やることはやったと、鍵山は瞳の奥で語っていた。フリー176・99点は、自己ベストから30点以上も低い。ただ、今季初めて実戦で高難度の4回転フリップに挑み、混戦を勝ち抜き、五輪2大会連続の銀メダルを首にかけた。「4回転フリップを含め挑戦という形で戦い抜けたことに未練はない」。4年前より背負うものは増えても、攻めた。

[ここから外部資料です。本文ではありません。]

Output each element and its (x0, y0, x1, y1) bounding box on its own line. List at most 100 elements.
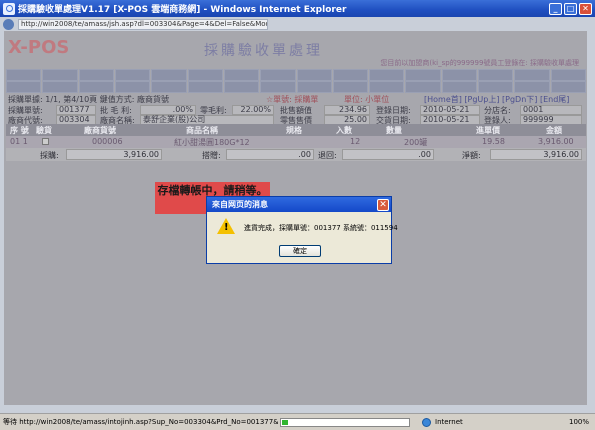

SP2位から出たフリーは、イタリアオペラの傑作「トゥーランドット」。好みの青で、金の装飾がされた五輪仕様の新衣装で滑り出した。フリップを含むジャンプにミスが出たが、06年トリノ五輪の女子で優勝した荒川静香を彷彿(ほうふつ)とさせる「イナバウアー」に観衆は酔いしれた。父・正和コーチ(54)の「全部転んでもいいから、最後まで戦ってくればそれでいい」の言葉を胸に舞った4分間。
日本男子のエースとして、王者マリニンに抗(あらが)うべく高難度の4回転ジャンプ習得に傾倒した昨季。本来、スピンやスケーティングが得意な自分を徐々に見失った。昨日できたことが、急にできなくなる。「もう、跳び方が分からないんだ」と、こぼしたこともあった。シーズンイン前に、父と4回転ジャンプを2種類に絞ることを決断。代わりに「演技構成点で満点を目指そう」と、武器を最大限に磨いてきた。
団体SPでは唯一、ステップで満点を獲得。勝負の舞台で自分らしさを取り戻した。そして「守るものはない」と投入を決めた4回転フリップ。挑戦者の気持ちも忘れていなかった。
ジュニア時代から切磋琢磨(せっさたくま)してきた佐藤とのダブルメダル。